Kayseri’de bilinen ilk Ermeni kilisesi 1191 yılında Surp Krikor ismiyle bilinir. Varlığını 17. yüzyıla kadar korumuş olan bu kilise 1653’te aynı şekilde karşımıza çıkar. Yüzyıllar boyu onarılarak ve yeniden inşa edilerek günümüze kadar ulaşan kilise budur.
19. yüzyılın ilk yarısında harab olmuş veya yıkılmış olan bu kilise, 1859’da yeniden inşa edilir. Bu inşaat işinde herkes tarafından sevilen bir esnaf olan Kevork Ağa Mındigyan önemli rol oynar ve arkadaşları ile beraber kilisenin gereksinimlerini adilane bir şekilde karşılar. Tüm pastırma tüccarları, zanaatkarlar ve esnaf başlıca destekçileridir. Büyük bir şevkle çalışıp, işi kısa zamanda bitirirler. 1875’te vefat eden Kevork Ağa avluya gömülür. Kilise’nin iç sıvası ve altın varak kaplaması ise 1903’te yapılır.

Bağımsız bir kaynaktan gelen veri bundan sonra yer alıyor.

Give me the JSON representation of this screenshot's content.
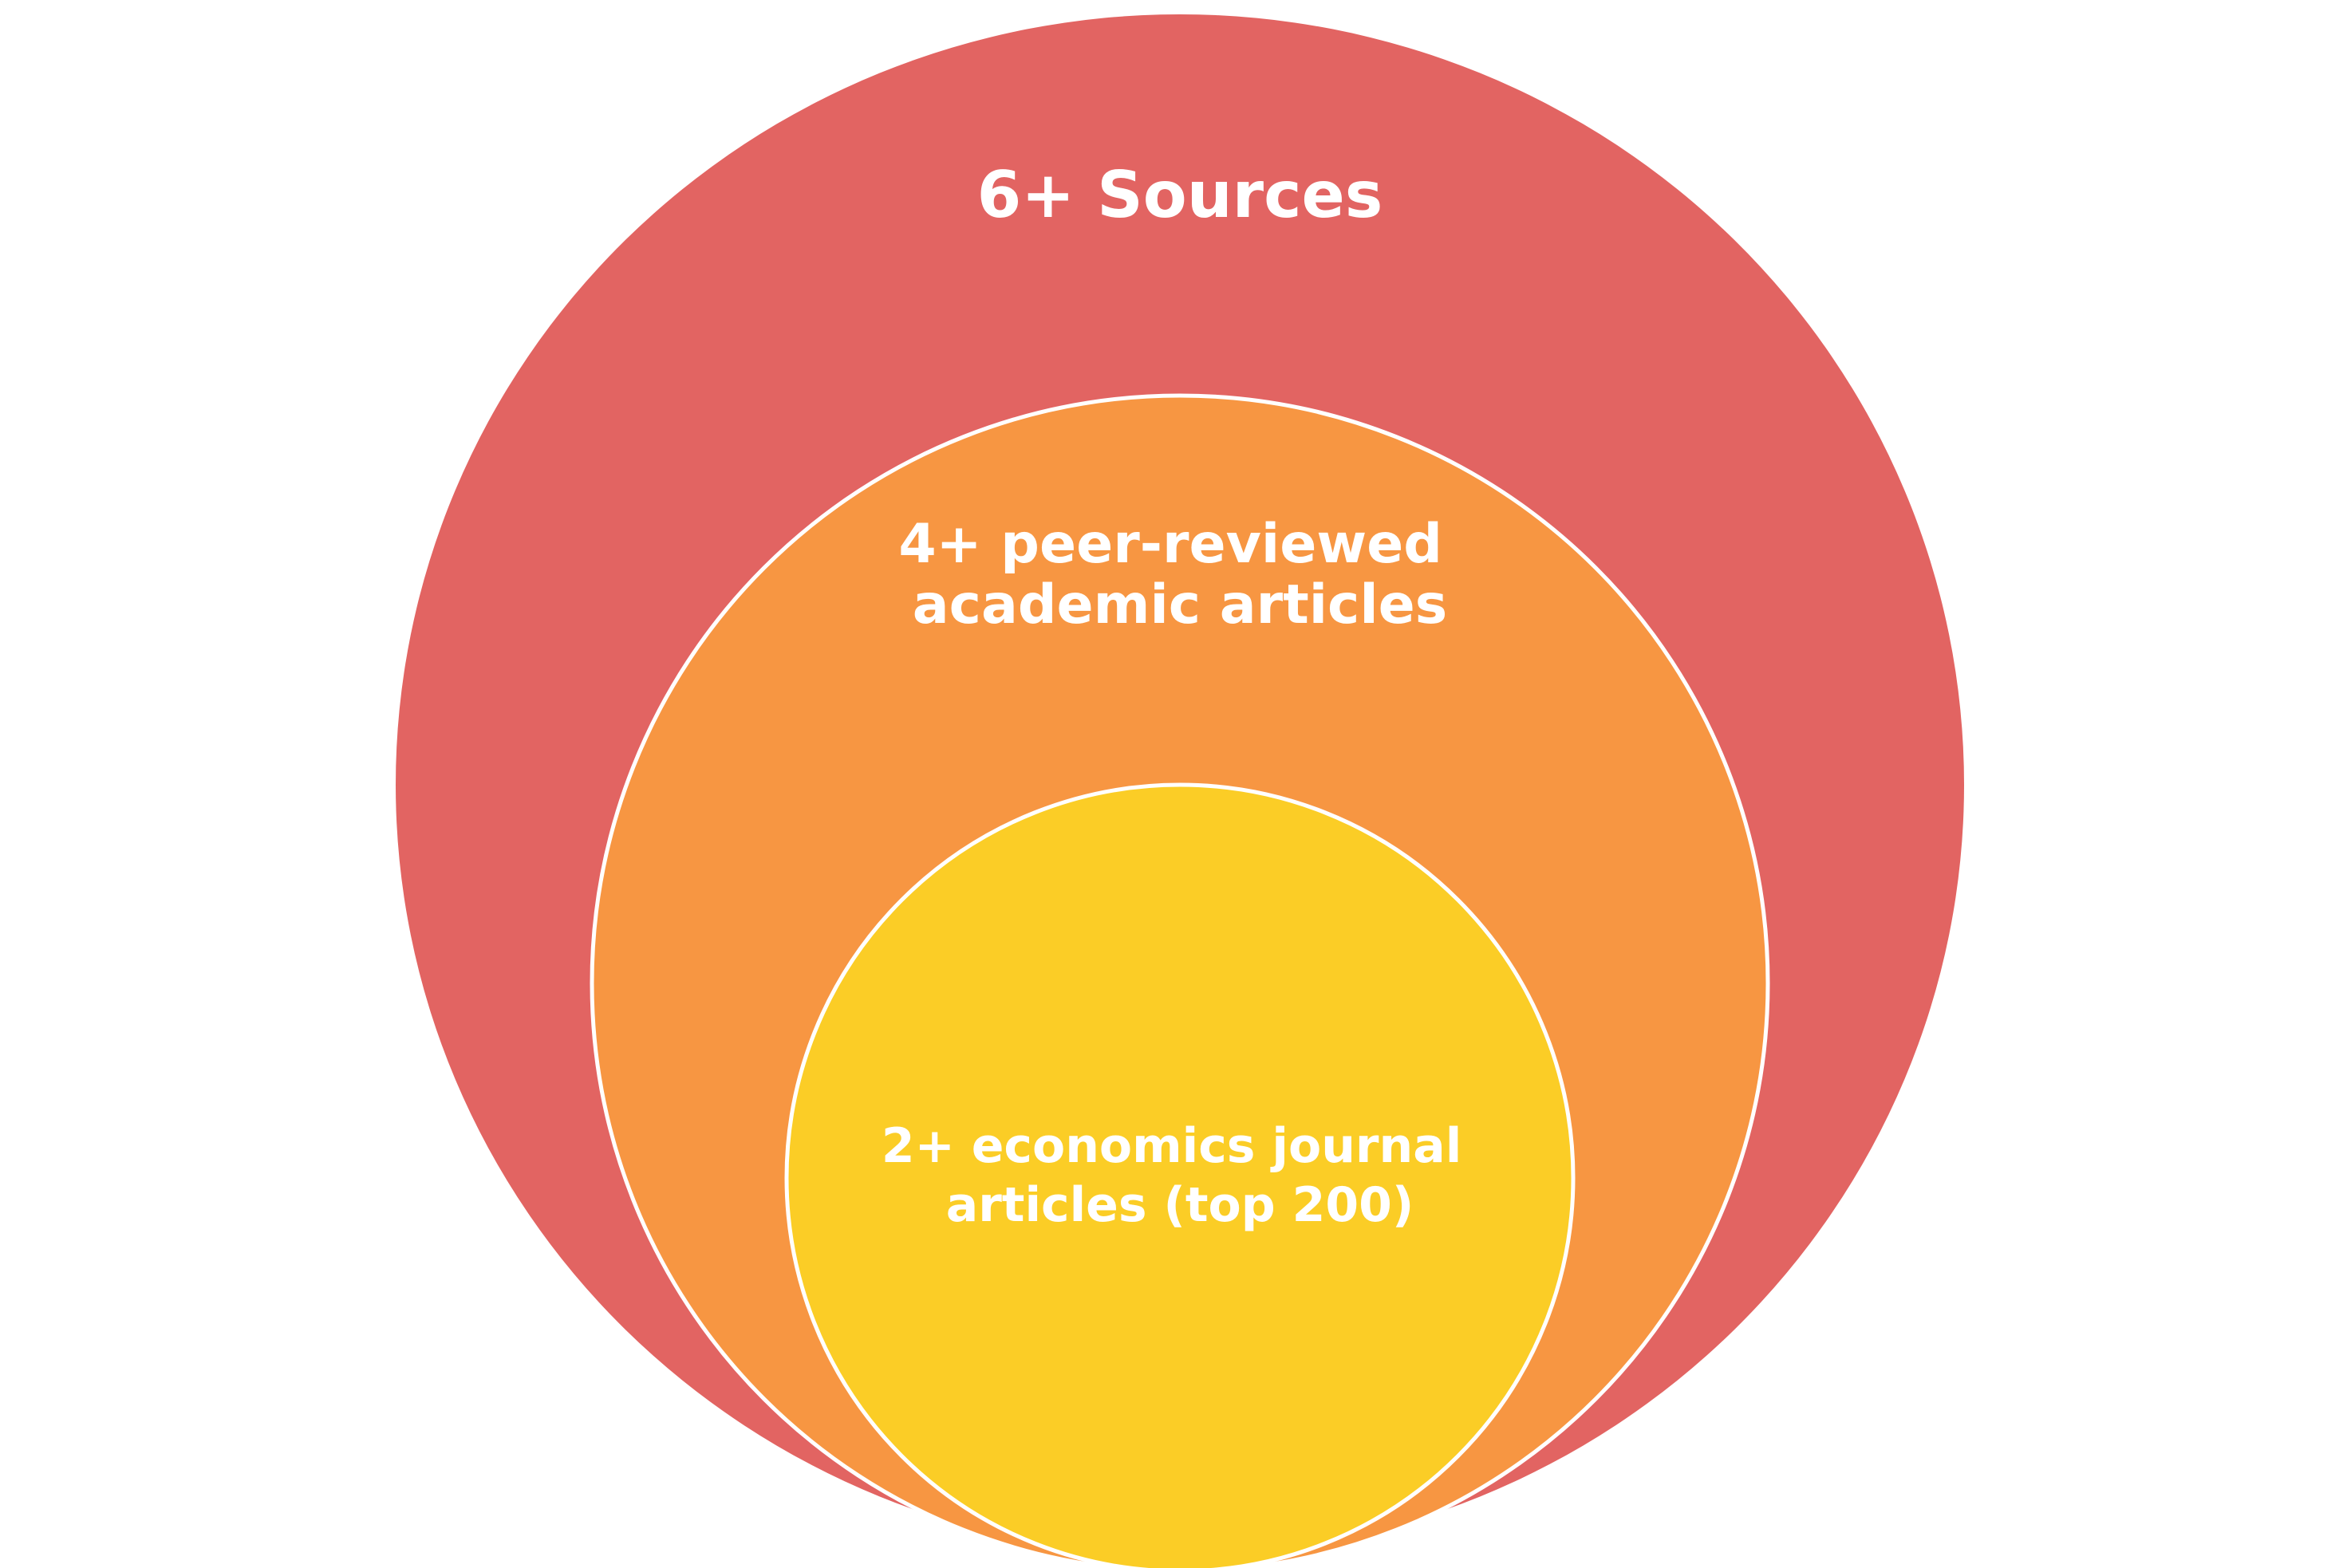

Surp Lusavoriç Kilisesi halk ibadethanesi olarak nitelendirilirdi, oysa Surp Asdvadzadzin ve Surp Sarkis kiliseleri şehrin aristokrat sınıfının ibadethaneleriydi.
I. Dünya Savaşı’ndan sonra Kilise’de bazı onarımlar yapılır. 1919’da ise bir hayırsever 100 altın tutarındaki bir bağış karşılığında Vartavar kutlamasından önceki cumartesi akşamı cemaatte bir hüzün dalgasına yol açarak kilisenin çanını çaldı.

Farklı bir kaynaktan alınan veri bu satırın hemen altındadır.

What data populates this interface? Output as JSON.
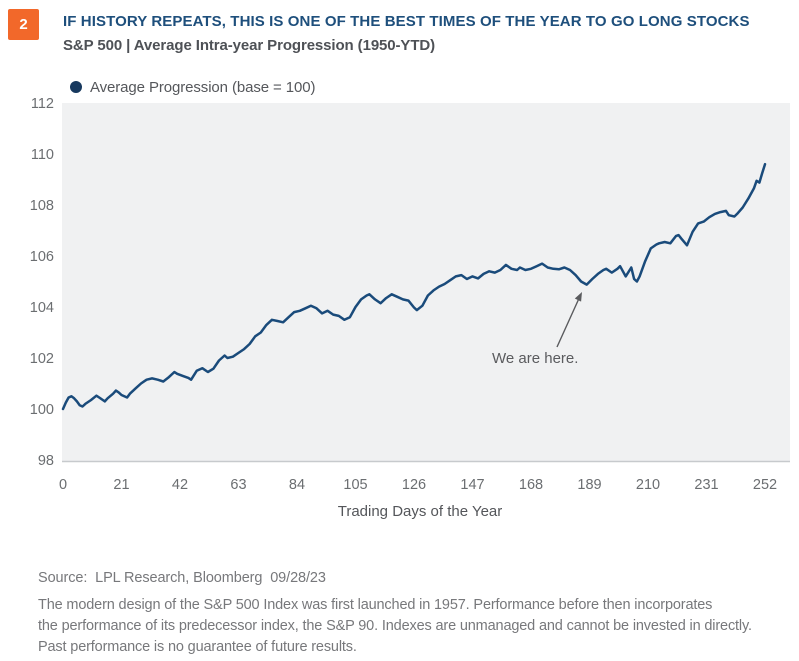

Surp Krikor Lusavoriç kilisesi İç Anadolu’daki tek Ermeni kilisesi olmasından dolayı bölgedeki tüm Hıristiyan Ermeni cemaatimizin de ruhani merkezidir.
Kilise 1996’da Kayserili Zadig ve Penyamin Toker kardeşlerin hayırseverliğiyle yenilendi. Kilise son kez 2009’da onarım görerek Patrik Genel Vekili Başepiskopos Aram Ateşyan tarafından ibadete açıldı.